Date on Master's Thesis/Doctoral Dissertation


Document Type

Master's Thesis

Degree Name

M. Eng.


Chemical Engineering

Degree Program

Chemical Engineering, MS

Committee Chair

Berson, Eric

Committee Co-Chair (if applicable)

Lian, Yongsheng

Committee Member

Lian, Yongsheng

Committee Member

Willing, Gerold

Author's Keywords

Mean age theory; CFD; Mixing; Residence time distributions


A comparison between mean age theory and conventional residence time distributions over a range of quantified mixing levels was conducted using computational fluid dynamics (CFD). The system was a stirred tubular reactor. The model was validated by comparing computationally derived RTD curves with experimentally obtained RTD curves, with quantified differences less than 3%. Mixing was quantified using the Tanks-in-Series model. Mixing levels were set by varying flow rate and impeller rpm. Mean age distributions at the outlet, where experimental RTD’s were measured, were very narrow for all levels of mixing studied. RTD’s showed expected characteristics; a wider distribution and long decay for high mixing cases and a narrow distribution centered around the mean time for cases approaching plug flow. Mean age distributions remained substantially narrower than RTD’s. RTD’s and mean age distributions were measured at several locations along the length of the reactor to determine changes in characteristics of each along the reactor.

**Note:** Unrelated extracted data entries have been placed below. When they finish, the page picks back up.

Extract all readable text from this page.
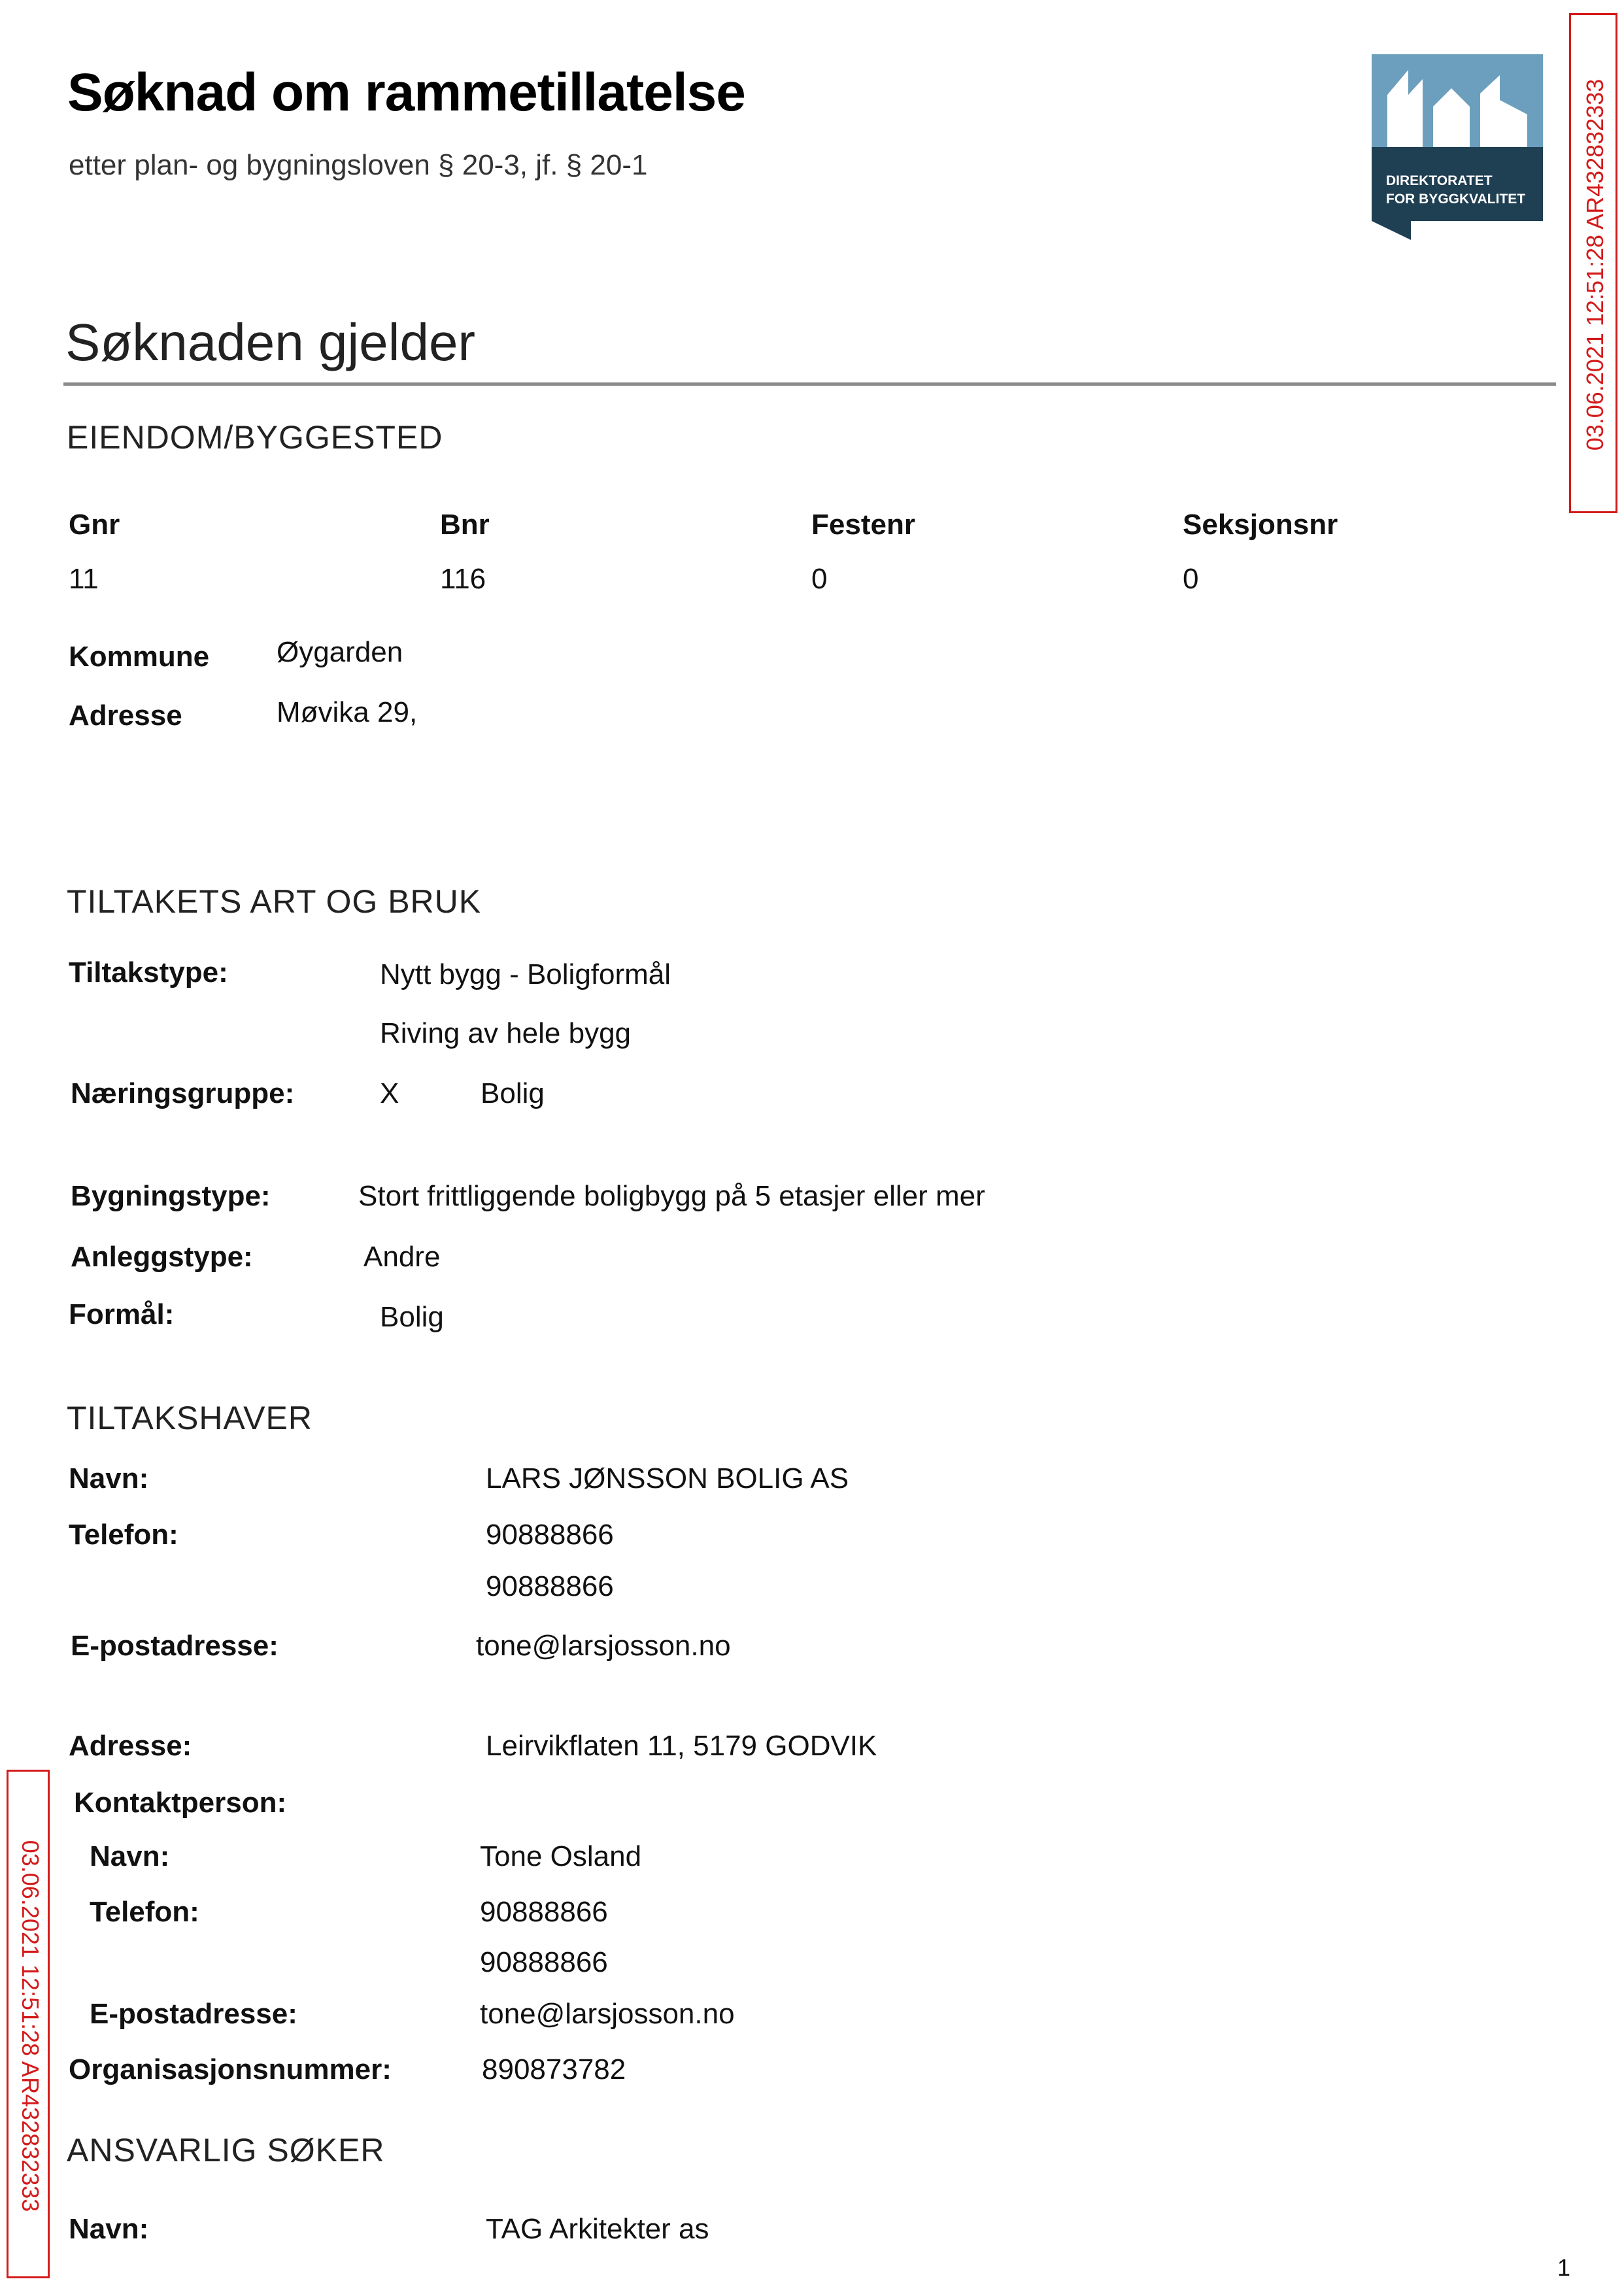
Søknad om rammetillatelse
etter plan- og bygningsloven § 20-3, jf. § 20-1	DIREKTORATET
FOR BYGGKVALITET 03.06.2021 12:51:28 AR432832333
03.06.2021 12:51:28 AR432832333
Søknaden gjelder
EIENDOM/BYGGESTED
Gnr	Bnr	Festenr	Seksjonsnr
11	116	0	0
Kommune Øygarden
Adresse	Møvika 29,
TILTAKETS ART OG BRUK
Tiltakstype:	Nytt bygg - Boligformål
Riving av hele bygg
Næringsgruppe:	X	Bolig
Bygningstype:	Stort frittliggende boligbygg på 5 etasjer eller mer
Anleggstype:	Andre
Formål:	Bolig
TILTAKSHAVER
Navn:	LARS JØNSSON BOLIG AS
Telefon:	90888866
90888866
E-postadresse:	tone@larsjosson.no
Adresse:	Leirvikflaten 11, 5179 GODVIK
Kontaktperson:
Navn:	Tone Osland
Telefon:	90888866
90888866
E-postadresse:	tone@larsjosson.no
Organisasjonsnummer:	890873782
ANSVARLIG SØKER
Navn:	TAG Arkitekter as
1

RTD’s and mean age distributions exhibited a narrowing along the length of the reactor, indicating a transition from well-mixed characteristics near the entrance to plug flow behavior near the exit. Differences in the mean age and mean residence time at the outlet increased from 7% at low mixing to 30% at high mixing. Ultimately, this study showed mean age distributions are not comparable to RTD curves over a range of mixing levels. Mean age theory can provide age of material throughout an entire system volume, while RTD’s provide a distribution only at a single measurable location.